Two objects a and b are pointer-interconvertible if:
— they are the same object, or
— one is a union object and the other is a non-static data member of that object ([class.union]), or
— one is a standard-layout class object and the other is the first non-static data member of that object, or, if the object has no non-static data members, any base class subobject of that object ([class.mem]), or
— there exists an object c such that a and c are pointer-interconvertible, and c and b are pointer-interconvertible.
这意味着 static_cast< char *>(... )
不会更改指针值,并且与其操作数相同,即:«指向的指针 a
»。
which means that the static_cast<char*>(...)

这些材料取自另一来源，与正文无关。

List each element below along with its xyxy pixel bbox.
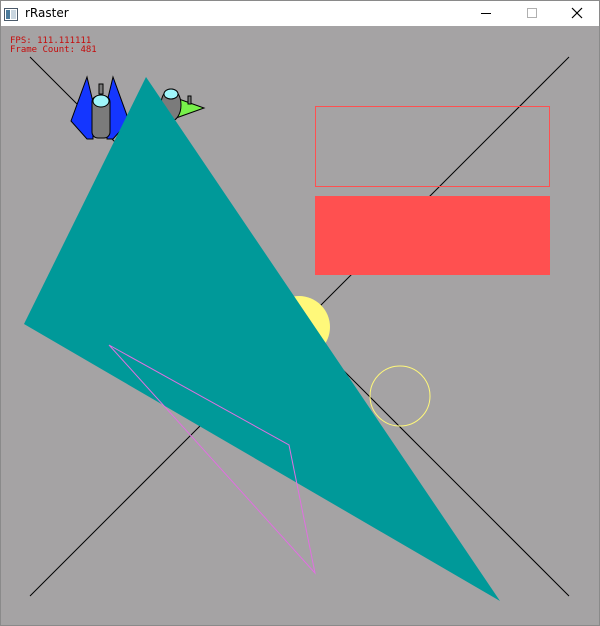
close-icon bbox=[571, 7, 583, 19]
window-title: rRaster bbox=[25, 6, 69, 20]
minimize-icon bbox=[481, 13, 491, 14]
raster-scene: FPS: 111.111111 Frame Count: 481 bbox=[1, 26, 599, 625]
app-window-icon bbox=[4, 6, 18, 21]
minimize-button[interactable] bbox=[463, 1, 509, 26]
close-button[interactable] bbox=[554, 1, 599, 26]
app-window: rRaster FPS: 111.111111 Frame Count: 481 bbox=[0, 0, 600, 626]
frame-count: Frame Count: 481 bbox=[10, 45, 97, 55]
maximize-button[interactable] bbox=[509, 1, 555, 26]
title-bar[interactable]: rRaster bbox=[1, 1, 599, 26]
render-canvas[interactable]: FPS: 111.111111 Frame Count: 481 bbox=[1, 26, 599, 625]
maximize-icon bbox=[527, 8, 537, 18]
filled-rectangle bbox=[315, 196, 550, 275]
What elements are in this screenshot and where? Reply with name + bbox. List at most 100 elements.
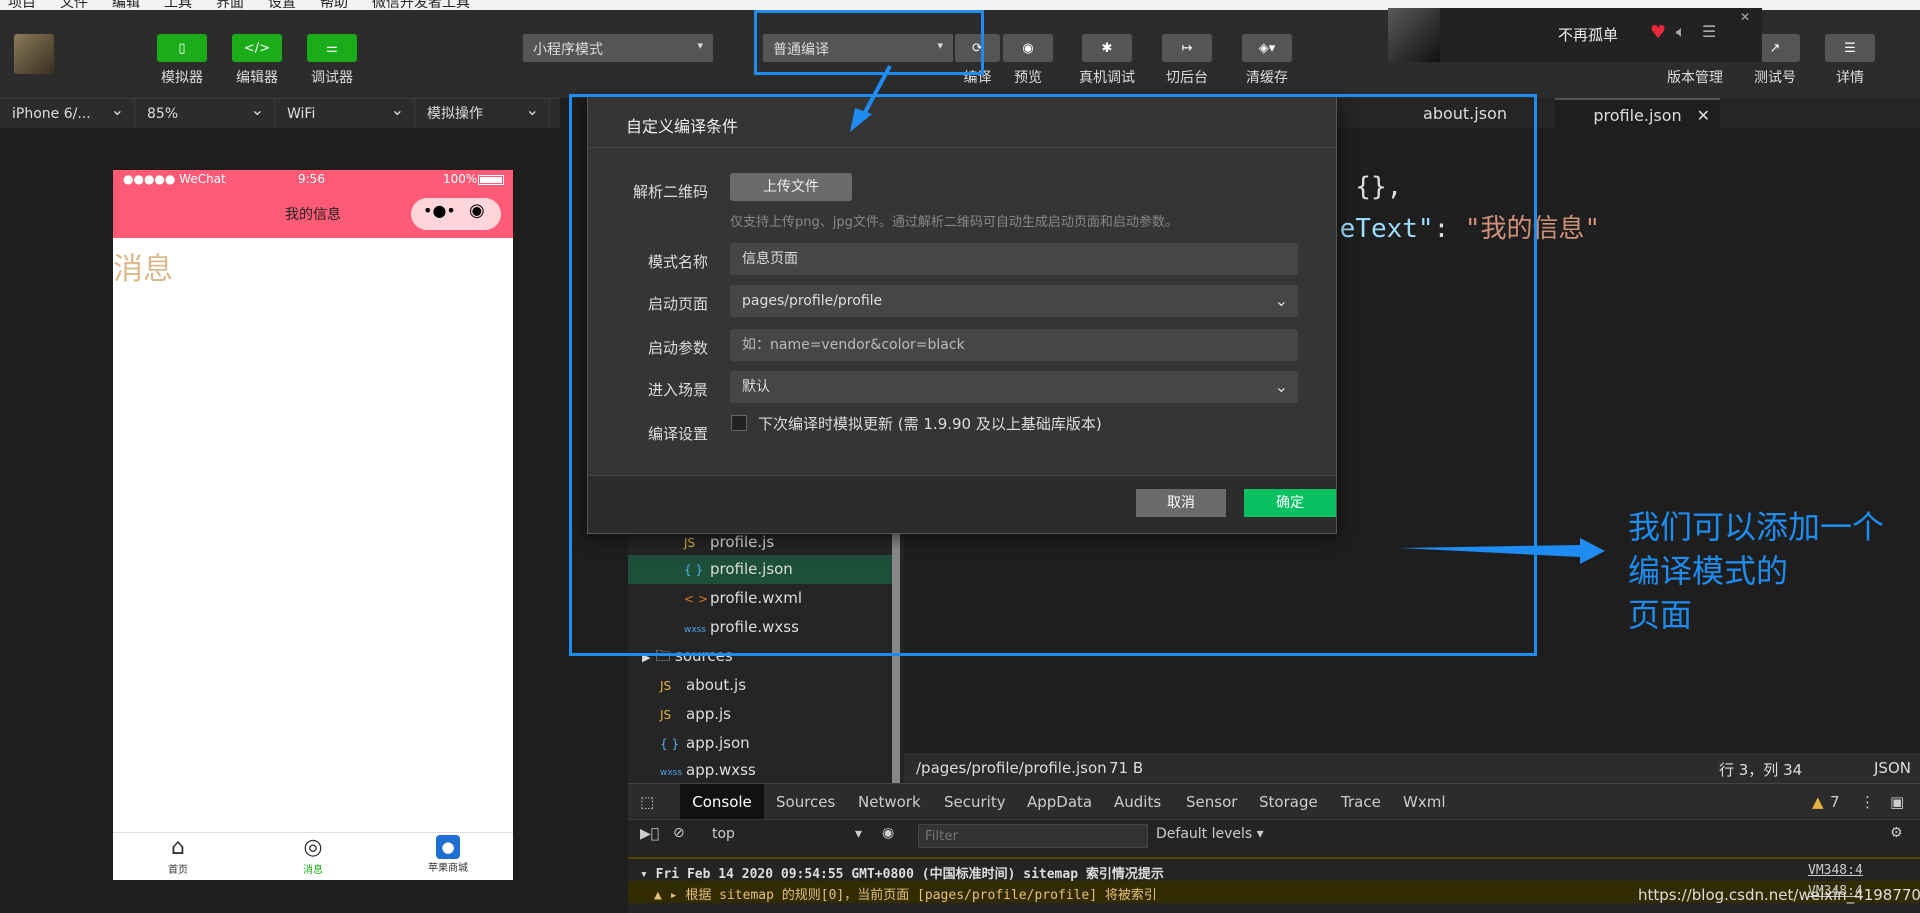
menu-tools[interactable]: 工具 <box>164 0 192 10</box>
battery-level: 100% <box>443 172 478 186</box>
mode-select[interactable]: 小程序模式 <box>523 34 713 62</box>
clear-cache-label: 清缓存 <box>1246 70 1288 86</box>
preview-label: 预览 <box>1014 70 1042 86</box>
switch-icon: ↦ <box>1162 34 1212 62</box>
close-icon[interactable]: ✕ <box>1740 10 1750 24</box>
tab-sensor[interactable]: Sensor <box>1186 784 1237 820</box>
tab-wxml[interactable]: Wxml <box>1403 784 1446 820</box>
editor-button[interactable]: </> 编辑器 <box>227 34 287 87</box>
console-filter-bar: ▶⃞ ⊘ top▾ ◉ Default levels ▾ ⚙ <box>628 819 1920 851</box>
background-button[interactable]: ↦ 切后台 <box>1157 34 1217 87</box>
tab-messages-label: 消息 <box>303 865 323 876</box>
heart-icon[interactable]: ♥ <box>1650 22 1666 43</box>
remote-debug-label: 真机调试 <box>1079 70 1135 86</box>
tab-appdata[interactable]: AppData <box>1027 784 1092 820</box>
tab-network[interactable]: Network <box>858 784 921 820</box>
volume-icon[interactable]: 🔈︎ <box>1676 22 1686 42</box>
inspect-icon[interactable]: ⬚ <box>640 784 654 820</box>
eye-icon[interactable]: ◉ <box>882 825 894 841</box>
menu-file[interactable]: 文件 <box>60 0 88 10</box>
test-id-label: 测试号 <box>1754 70 1796 86</box>
tab-audits[interactable]: Audits <box>1114 784 1161 820</box>
log-levels-label: Default levels <box>1156 826 1253 842</box>
apple-icon: ● <box>436 835 460 859</box>
menu-project[interactable]: 项目 <box>8 0 36 10</box>
log-source-link[interactable]: VM348:4 <box>1808 863 1863 878</box>
zoom-select[interactable]: 85% <box>135 95 275 129</box>
carrier: ●●●●● WeChat <box>123 172 226 186</box>
log-group-header[interactable]: ▾ Fri Feb 14 2020 09:54:55 GMT+0800 (中国标… <box>640 863 1164 882</box>
capsule-menu[interactable]: •●• ◉ <box>411 198 501 230</box>
tab-security[interactable]: Security <box>944 784 1006 820</box>
sidebar-toggle-icon[interactable]: ▶⃞ <box>640 826 659 842</box>
context-select[interactable]: top ▾ <box>712 826 862 842</box>
tab-home[interactable]: ⌂ 首页 <box>143 835 213 876</box>
tab-console[interactable]: Console <box>680 784 764 820</box>
js-icon: JS <box>660 679 672 693</box>
version-label: 版本管理 <box>1667 70 1723 86</box>
tab-apple-store[interactable]: ● 苹果商城 <box>413 835 483 874</box>
clear-console-icon[interactable]: ⊘ <box>673 825 685 841</box>
simulator-button[interactable]: ▯ 模拟器 <box>152 34 212 87</box>
phone-status-bar: ●●●●● WeChat 9:56 100% <box>113 170 513 190</box>
file-label: app.json <box>686 734 750 752</box>
home-icon: ⌂ <box>171 835 185 860</box>
debugger-button[interactable]: ⚌ 调试器 <box>302 34 362 87</box>
more-icon[interactable]: •●• <box>423 201 456 220</box>
avatar[interactable] <box>14 34 54 74</box>
code-icon: </> <box>232 34 282 62</box>
annotation-line: 编译模式的 <box>1628 552 1789 590</box>
dock-icon[interactable]: ▣ <box>1890 784 1904 820</box>
file-app-js[interactable]: JS app.js <box>660 700 731 729</box>
music-player: 不再孤单 ♥ 🔈︎ ☰ ✕ <box>1388 8 1762 62</box>
js-icon: JS <box>660 708 672 722</box>
file-size: 71 B <box>1109 759 1144 777</box>
menu-help[interactable]: 帮助 <box>320 0 348 10</box>
warning-icon: ▲ <box>1812 793 1824 811</box>
device-select[interactable]: iPhone 6/... <box>0 95 135 129</box>
dialog-highlight <box>569 94 1537 656</box>
clear-cache-button[interactable]: ◈▾ 清缓存 <box>1237 34 1297 87</box>
menu-settings[interactable]: 设置 <box>268 0 296 10</box>
language-mode[interactable]: JSON <box>1874 759 1911 777</box>
menu-wechat-devtools[interactable]: 微信开发者工具 <box>372 0 470 10</box>
tab-apple-store-label: 苹果商城 <box>428 863 468 874</box>
file-app-json[interactable]: { } app.json <box>660 729 750 758</box>
details-button[interactable]: ☰ 详情 <box>1820 34 1880 87</box>
tab-profile-json[interactable]: profile.json ✕ <box>1555 98 1720 130</box>
phone-tab-bar: ⌂ 首页 ◎ 消息 ● 苹果商城 <box>113 832 513 880</box>
page-content: 消息 <box>113 252 173 287</box>
tab-trace[interactable]: Trace <box>1341 784 1381 820</box>
warning-count[interactable]: 7 <box>1830 784 1840 820</box>
watermark: https://blog.csdn.net/weixin_41987706 <box>1638 886 1920 904</box>
remote-debug-button[interactable]: ✱ 真机调试 <box>1072 34 1142 87</box>
phone-icon: ▯ <box>157 34 207 62</box>
simulator-phone: ●●●●● WeChat 9:56 100% 我的信息 •●• ◉ 消息 ⌂ 首… <box>113 170 513 880</box>
menu-edit[interactable]: 编辑 <box>112 0 140 10</box>
phone-time: 9:56 <box>298 172 325 186</box>
tab-storage[interactable]: Storage <box>1259 784 1318 820</box>
annotation-line: 页面 <box>1628 596 1693 634</box>
menu-view[interactable]: 界面 <box>216 0 244 10</box>
playlist-icon[interactable]: ☰ <box>1702 22 1716 41</box>
battery-icon <box>478 175 504 185</box>
album-cover <box>1388 8 1440 62</box>
network-select[interactable]: WiFi <box>275 95 415 129</box>
tab-messages[interactable]: ◎ 消息 <box>278 835 348 876</box>
debugger-label: 调试器 <box>311 70 353 86</box>
ops-select[interactable]: 模拟操作 <box>415 95 550 129</box>
layers-icon: ◈▾ <box>1242 34 1292 62</box>
log-warning-row[interactable]: ▲ ▸ 根据 sitemap 的规则[0]，当前页面 [pages/profil… <box>654 884 1157 903</box>
tab-sources[interactable]: Sources <box>776 784 835 820</box>
console-filter-input[interactable] <box>918 824 1148 848</box>
file-app-wxss[interactable]: wxss app.wxss <box>660 756 756 785</box>
target-icon[interactable]: ◉ <box>469 200 485 221</box>
log-levels-select[interactable]: Default levels ▾ <box>1156 826 1264 842</box>
details-label: 详情 <box>1836 70 1864 86</box>
song-title: 不再孤单 <box>1557 26 1618 44</box>
file-about-js[interactable]: JS about.js <box>660 671 746 700</box>
editor-status-bar: /pages/profile/profile.json 71 B 行 3，列 3… <box>904 753 1920 783</box>
settings-gear-icon[interactable]: ⚙ <box>1890 825 1903 841</box>
more-vertical-icon[interactable]: ⋮ <box>1860 784 1875 820</box>
preview-button[interactable]: ◉ 预览 <box>1002 34 1054 87</box>
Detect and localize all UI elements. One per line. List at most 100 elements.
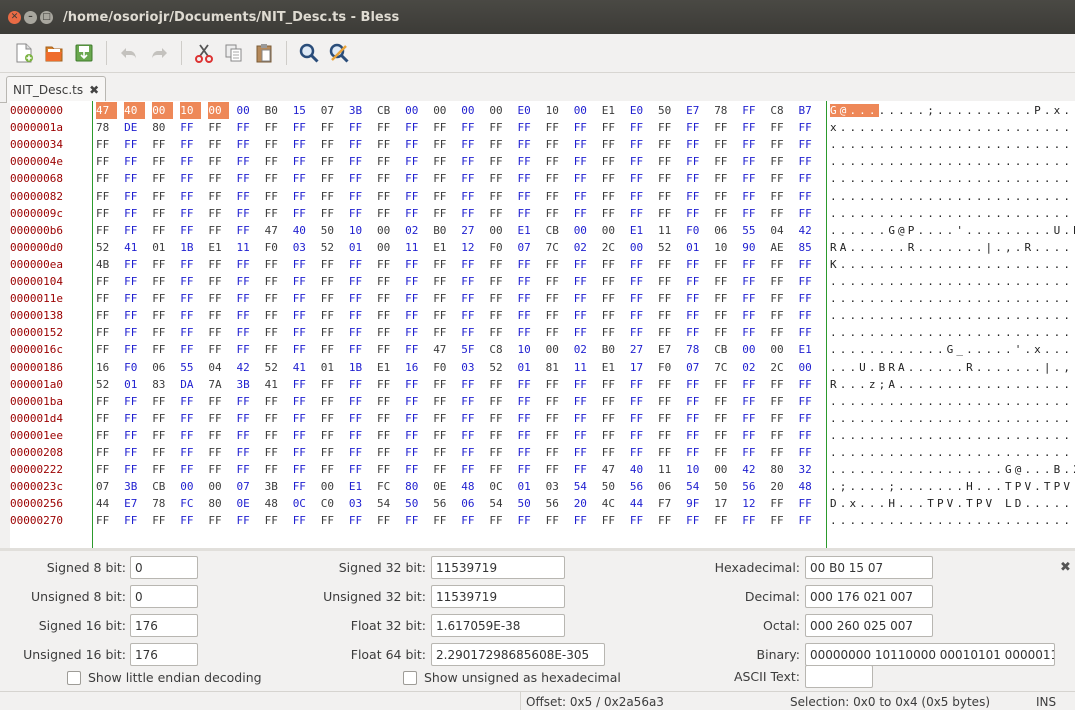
hex-byte[interactable]: 56	[433, 495, 454, 512]
hex-byte[interactable]: FF	[180, 205, 201, 222]
hex-byte[interactable]: 11	[658, 222, 679, 239]
hex-byte[interactable]: FF	[321, 205, 342, 222]
hex-byte[interactable]: FF	[799, 153, 820, 170]
hex-byte[interactable]: 42	[799, 222, 820, 239]
hex-byte[interactable]: FF	[574, 153, 595, 170]
hex-byte[interactable]: FF	[770, 153, 791, 170]
hex-byte[interactable]: FF	[377, 119, 398, 136]
hex-byte[interactable]: 52	[489, 359, 510, 376]
hex-byte[interactable]: FF	[180, 410, 201, 427]
hex-byte[interactable]: FF	[602, 256, 623, 273]
hex-byte[interactable]: FF	[377, 376, 398, 393]
hex-byte[interactable]: FF	[630, 188, 651, 205]
hex-byte[interactable]: FF	[433, 410, 454, 427]
hex-byte[interactable]: 0E	[433, 478, 454, 495]
hex-byte[interactable]: FF	[208, 461, 229, 478]
row-ascii[interactable]: ..........................	[830, 444, 1075, 461]
hex-byte[interactable]: 00	[489, 222, 510, 239]
hex-byte[interactable]: FF	[546, 324, 567, 341]
hex-byte[interactable]: C8	[770, 102, 791, 119]
hex-byte[interactable]: FF	[180, 119, 201, 136]
hex-byte[interactable]: 01	[518, 478, 539, 495]
hex-byte[interactable]: FF	[686, 153, 707, 170]
hex-byte[interactable]: FF	[237, 410, 258, 427]
hex-byte[interactable]: FF	[405, 290, 426, 307]
hex-byte[interactable]: FF	[546, 290, 567, 307]
row-ascii[interactable]: ..........................	[830, 205, 1075, 222]
hex-byte[interactable]: 41	[265, 376, 286, 393]
hex-byte[interactable]: FF	[237, 136, 258, 153]
paste-button[interactable]	[250, 39, 278, 67]
row-ascii[interactable]: R...z;A...................	[830, 376, 1075, 393]
hex-byte[interactable]: FF	[152, 512, 173, 529]
hex-byte[interactable]: FF	[546, 273, 567, 290]
hex-byte[interactable]: 40	[293, 222, 314, 239]
hex-byte[interactable]: FF	[405, 170, 426, 187]
hex-byte[interactable]: FF	[377, 461, 398, 478]
hex-byte[interactable]: FF	[461, 324, 482, 341]
hex-byte[interactable]: FF	[686, 273, 707, 290]
hex-byte[interactable]: 32	[799, 461, 820, 478]
hex-byte[interactable]: FF	[742, 512, 763, 529]
hex-byte[interactable]: FF	[405, 324, 426, 341]
hex-byte[interactable]: FF	[658, 153, 679, 170]
hex-byte[interactable]: FF	[433, 393, 454, 410]
hex-byte[interactable]: FF	[237, 461, 258, 478]
hex-byte[interactable]: FF	[349, 188, 370, 205]
hex-byte[interactable]: FF	[377, 153, 398, 170]
hex-byte[interactable]: FF	[180, 153, 201, 170]
hex-byte[interactable]: FF	[237, 341, 258, 358]
hex-byte[interactable]: FF	[433, 427, 454, 444]
hex-byte[interactable]: FF	[237, 273, 258, 290]
hex-byte[interactable]: FF	[124, 170, 145, 187]
hex-byte[interactable]: 56	[546, 495, 567, 512]
hex-byte[interactable]: 16	[405, 359, 426, 376]
signed-16bit-field[interactable]: 176	[130, 614, 198, 637]
hex-byte[interactable]: FF	[321, 512, 342, 529]
hex-byte[interactable]: F0	[658, 359, 679, 376]
hex-byte[interactable]: FF	[321, 410, 342, 427]
hex-byte[interactable]: 40	[630, 461, 651, 478]
hex-byte[interactable]: FF	[546, 256, 567, 273]
hex-byte[interactable]: FF	[124, 153, 145, 170]
hex-byte[interactable]: FF	[714, 119, 735, 136]
row-ascii[interactable]: ..........................	[830, 393, 1075, 410]
hex-byte[interactable]: 10	[686, 461, 707, 478]
hex-byte[interactable]: FF	[321, 461, 342, 478]
hex-byte[interactable]: FF	[152, 444, 173, 461]
hex-byte[interactable]: 2C	[602, 239, 623, 256]
hex-byte[interactable]: FF	[799, 376, 820, 393]
hex-byte[interactable]: FF	[686, 290, 707, 307]
hex-byte[interactable]: FF	[461, 512, 482, 529]
hex-byte[interactable]: 3B	[124, 478, 145, 495]
hex-byte[interactable]: E0	[518, 102, 539, 119]
hex-byte[interactable]: 54	[489, 495, 510, 512]
hex-byte[interactable]: FF	[714, 205, 735, 222]
find-button[interactable]	[295, 39, 323, 67]
hex-byte[interactable]: FF	[152, 153, 173, 170]
hex-view[interactable]: 00000000 47 40 00 10 00 00 B0 15 07 3B CB 00 00 00 00 E0…	[10, 101, 1075, 548]
hex-byte[interactable]: FF	[602, 444, 623, 461]
hex-byte[interactable]: FF	[602, 136, 623, 153]
hex-byte[interactable]: FF	[96, 324, 117, 341]
hex-byte[interactable]: FF	[321, 273, 342, 290]
hex-byte[interactable]: FF	[180, 461, 201, 478]
hex-byte[interactable]: FF	[714, 376, 735, 393]
hex-byte[interactable]: FF	[152, 205, 173, 222]
hex-byte[interactable]: FF	[799, 512, 820, 529]
hex-byte[interactable]: FF	[237, 222, 258, 239]
hex-row[interactable]: 0000023c 07 3B CB 00 00 07 3B FF 00 E1 FC 80 0E 48 0C 01…	[10, 478, 1075, 495]
hex-byte[interactable]: F0	[489, 239, 510, 256]
hex-byte[interactable]: FF	[237, 324, 258, 341]
hex-byte[interactable]: FF	[714, 136, 735, 153]
hex-byte[interactable]: FF	[546, 153, 567, 170]
hex-byte[interactable]: FF	[152, 136, 173, 153]
hex-byte[interactable]: FF	[602, 307, 623, 324]
signed-8bit-field[interactable]: 0	[130, 556, 198, 579]
hex-row[interactable]: 000001d4 FF FF FF FF FF FF FF FF FF FF FF FF FF FF FF FF…	[10, 410, 1075, 427]
hex-byte[interactable]: FF	[686, 393, 707, 410]
hex-byte[interactable]: FF	[546, 461, 567, 478]
hex-byte[interactable]: FF	[208, 222, 229, 239]
hex-byte[interactable]: FF	[349, 341, 370, 358]
hex-byte[interactable]: FF	[546, 136, 567, 153]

doesn't change the pointer value and it is the same as in its operand, namely: «pointer to a
».
因此,(char *)& a
是类型 char *
,其值为«指向 a
»的指针。此值存储在 char * ptr
变量中。然后,当您尝试使用这样的值(即 ptr +偏移量
)进行指针算术运算时,您将进入 [expr.add] / 6 :
So, (char *)&a
is a prvalue of type char*
whose value is «pointer to a
». This value is stored into char* ptr
variable. Then, when you try to do pointer arithmetic with such a value, namely ptr + offset
, you step into [expr.add]/6:
对于加法或减法,如果表达式
P
或Q
具有指向 cvT
,其中T
与数组元素类型不相似,其行为是未定义。
For addition or subtraction, if the expressions
P
orQ
have type "pointer to cvT
", whereT
and the array element type are not similar, the behavior is undefined.
出于指针算术的目的,考虑对象 a
成为数组 A [1]
( [basic.compound] / 3 ),因此数组元素类型为 A
指针表达式 P
是«指向 char
»的指针, char
和 A
不是相似的类型(请参见 [conv.qual] / 2 ),因此行为未定义。
For the purposes of pointer arithmetic, the object a
is considered to be an element of an array A[1]
([basic.compound]/3), so the array element type is A
, the type of the pointer expression P
is «pointer to char
», char
and A
are not similar types (see [conv.qual]/2), so the behavior is undefined.
这篇关于UB是通过将对象指针转换为`char *`,然后执行`*(member_type *)(pointer + offset)`来访问成员的吗?的文章就介绍到这了,希望我们推荐的答案对大家有所帮助,也希望大家多多支持IT屋!